Berklee Brass Players Take the Stage at Boston Calling

John Mirisola
June 11, 2019

Recent alumni John Michael Bradford and Ethan Santos took a last-minute opportunity to perform with members of Bon Iver and the National in the indie supergroup Big Red Machine. 

Trumpeter John Michael Bradford and trombonist Ethan Santos performing with Big Red Machine
Justin Vernon (Big Red Machine, Bon Iver) gives a nod to Bradford and Santos.
The crowd at Boston Calling
Image by Michael D. Spencer
Image by Michael D. Spencer
Image by Michael D. Spencer

The morning before performing at Boston Calling with indie supergroup Big Red Machine, trumpeter John Michael Bradford B.M. ’19 called trombonist Ethan Santos B.M. ’19. “We have a rehearsal like, right now,” he said. "Can you make it?”

The band, co-led by Justin Vernon of Bon Iver and Aaron Dessner of the National, had reached out to Berklee that week looking for two brass players to join them for a couple songs during their Saturday night festival set.
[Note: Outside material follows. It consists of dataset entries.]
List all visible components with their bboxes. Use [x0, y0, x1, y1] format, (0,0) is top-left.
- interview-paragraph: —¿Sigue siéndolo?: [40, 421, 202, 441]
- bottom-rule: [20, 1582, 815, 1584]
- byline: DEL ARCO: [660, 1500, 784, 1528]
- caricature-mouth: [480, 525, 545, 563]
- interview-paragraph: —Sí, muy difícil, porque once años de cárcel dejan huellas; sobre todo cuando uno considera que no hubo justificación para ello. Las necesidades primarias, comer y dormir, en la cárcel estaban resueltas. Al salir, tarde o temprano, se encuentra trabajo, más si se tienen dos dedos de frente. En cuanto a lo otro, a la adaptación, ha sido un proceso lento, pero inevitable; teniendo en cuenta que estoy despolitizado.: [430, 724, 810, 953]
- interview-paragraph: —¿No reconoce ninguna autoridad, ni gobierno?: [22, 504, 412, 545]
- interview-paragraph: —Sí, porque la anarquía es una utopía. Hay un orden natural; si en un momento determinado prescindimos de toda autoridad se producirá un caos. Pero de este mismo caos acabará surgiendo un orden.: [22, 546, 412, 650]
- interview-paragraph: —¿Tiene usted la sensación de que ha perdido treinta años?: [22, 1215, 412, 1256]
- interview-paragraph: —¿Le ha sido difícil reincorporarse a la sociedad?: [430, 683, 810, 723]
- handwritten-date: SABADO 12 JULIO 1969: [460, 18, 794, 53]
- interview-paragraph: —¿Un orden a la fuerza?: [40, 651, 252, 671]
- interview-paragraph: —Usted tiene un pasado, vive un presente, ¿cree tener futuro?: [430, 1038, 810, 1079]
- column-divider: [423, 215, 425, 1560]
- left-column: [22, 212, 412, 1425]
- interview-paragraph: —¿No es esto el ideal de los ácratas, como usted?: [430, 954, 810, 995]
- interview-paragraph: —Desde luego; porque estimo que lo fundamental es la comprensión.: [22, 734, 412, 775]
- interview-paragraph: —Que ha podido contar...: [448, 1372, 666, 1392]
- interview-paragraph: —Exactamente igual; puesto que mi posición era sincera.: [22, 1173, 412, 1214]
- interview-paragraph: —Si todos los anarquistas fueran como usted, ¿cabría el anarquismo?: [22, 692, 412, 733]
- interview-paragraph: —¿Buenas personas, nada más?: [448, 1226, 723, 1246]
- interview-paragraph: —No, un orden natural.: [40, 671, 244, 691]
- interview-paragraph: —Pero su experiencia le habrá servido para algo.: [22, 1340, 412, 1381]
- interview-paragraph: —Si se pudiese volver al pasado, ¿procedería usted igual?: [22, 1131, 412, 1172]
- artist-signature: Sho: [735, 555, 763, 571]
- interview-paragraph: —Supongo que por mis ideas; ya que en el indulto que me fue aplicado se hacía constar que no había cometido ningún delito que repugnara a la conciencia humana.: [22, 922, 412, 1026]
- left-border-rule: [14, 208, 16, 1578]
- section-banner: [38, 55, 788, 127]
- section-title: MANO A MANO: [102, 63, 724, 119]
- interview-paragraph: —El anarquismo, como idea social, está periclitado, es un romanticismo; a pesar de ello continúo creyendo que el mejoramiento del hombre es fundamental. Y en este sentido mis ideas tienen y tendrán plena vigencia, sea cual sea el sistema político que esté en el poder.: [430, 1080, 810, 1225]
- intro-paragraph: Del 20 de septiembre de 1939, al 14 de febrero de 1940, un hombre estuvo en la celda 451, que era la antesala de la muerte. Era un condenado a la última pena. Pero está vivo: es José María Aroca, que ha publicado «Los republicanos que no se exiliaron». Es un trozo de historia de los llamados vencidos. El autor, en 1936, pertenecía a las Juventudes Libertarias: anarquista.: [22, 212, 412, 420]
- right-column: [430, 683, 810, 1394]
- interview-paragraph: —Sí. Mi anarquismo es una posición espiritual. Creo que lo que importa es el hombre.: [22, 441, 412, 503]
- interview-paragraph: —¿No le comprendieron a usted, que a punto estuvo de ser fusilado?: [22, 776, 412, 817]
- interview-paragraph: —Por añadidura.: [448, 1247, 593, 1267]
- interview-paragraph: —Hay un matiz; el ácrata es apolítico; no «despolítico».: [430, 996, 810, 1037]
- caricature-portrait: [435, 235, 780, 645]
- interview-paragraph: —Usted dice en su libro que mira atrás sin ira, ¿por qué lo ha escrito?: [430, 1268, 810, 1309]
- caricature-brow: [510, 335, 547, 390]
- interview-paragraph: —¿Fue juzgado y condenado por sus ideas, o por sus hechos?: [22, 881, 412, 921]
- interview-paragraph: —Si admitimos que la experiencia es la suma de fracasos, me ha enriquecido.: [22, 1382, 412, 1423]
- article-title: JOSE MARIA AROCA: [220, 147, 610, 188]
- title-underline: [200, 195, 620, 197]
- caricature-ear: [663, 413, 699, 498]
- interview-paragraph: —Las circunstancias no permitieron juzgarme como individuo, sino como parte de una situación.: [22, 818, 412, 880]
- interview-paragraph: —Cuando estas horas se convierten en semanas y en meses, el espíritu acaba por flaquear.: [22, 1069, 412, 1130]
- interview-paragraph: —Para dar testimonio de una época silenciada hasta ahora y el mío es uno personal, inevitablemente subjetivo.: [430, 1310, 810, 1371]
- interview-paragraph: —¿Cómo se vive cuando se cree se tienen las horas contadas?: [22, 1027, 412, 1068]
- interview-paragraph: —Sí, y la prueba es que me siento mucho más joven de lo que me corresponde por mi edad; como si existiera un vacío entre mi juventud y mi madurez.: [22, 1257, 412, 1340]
Bradford and Santos said yes to the last-minute opportunity, and by the end of that week they found themselves preparing to perform with a band they were just meeting, on songs they had little time to learn.

At rehearsals, Bradford and Santos were given the freedom and trust to create their own parts. The band played through the two songs the horns would feature in, offering some notes about chords and the general melody, but they left the specifics open. “We’re pretty loose,” they told the recent Berklee graduates. “You can play whatever—you sound great.”

Preparing for the Unknown

So how do you prepare for a gig you had no idea you would be offered, with a band you’ve never played with, playing songs you haven’t had much time to rehearse, at New England’s premier popular music festival, with only a couple days’ notice?

“It’s built up over a number of years,” says Santos. "We both grew up with a lot of jazz. There’s a lot of using your ear with that kind of music.”

“It’s really about reacting and listening,” Bradford adds, “and being aware of the vibe of the music and the musicians you’re playing with."

It also helped that Santos and Bradford were already well acquainted with each other as musicians. They had been playing together since 2015, when they both participated in Grammy in the Schools' national honors jazz band before coming to Berklee. During their time as performance majors, they shared the stage on numerous occasions, and plan to continue performing together and collaborating as Berklee alumni.

Nerves Are Natural

“I wasn’t nervous until we got up behind the stage,” recalls Bradford. “The audience was huge, and they knew all the songs. There were at least a few thousand people.”

But nerves, Santos says, are a natural part of the job: "I’ve spent a lot of time as a performer not trying to get rid of the nervousness, but trying to understand how to perform with it and play with it. You’ll have these feelings as you’re playing, and it’s just a matter of not letting it affect your stage presence, not letting it affect your performance."

Listen to the studio version of Big Red Machine's "Hymnostic," the first of two tracks Bradford and Santos contributed their horns to: 

When Dessner introduced Bradford and Santos (with a nod to Berklee) and they joined the band for the song “Hymnostic,” it was as though the whole performance shifted into a higher gear nobody knew existed. "The band was so good," Bradford says. "Everyone was so solid, so it just came together.“ Bradford’s New Orleans–tinged trumpet lines over Santos’ harmonies brought the song into a celebratory space that carried into the next song, “I Won’t Run from It,” on which they also featured. 

And here's the studio recording of Big Red Machine's "I Won't Run from It":

The two horn players left the stage to loud cheers from the audience, and the energy they brought to the stage had done something to transform the whole performance well after their two songs had ended.

It was easy to sense the crowd's appreciation, Bradford says. "The music felt great, and the energy from the crowd—they loved it. It seemed like they were super excited when we came out, and that we were a part of it.”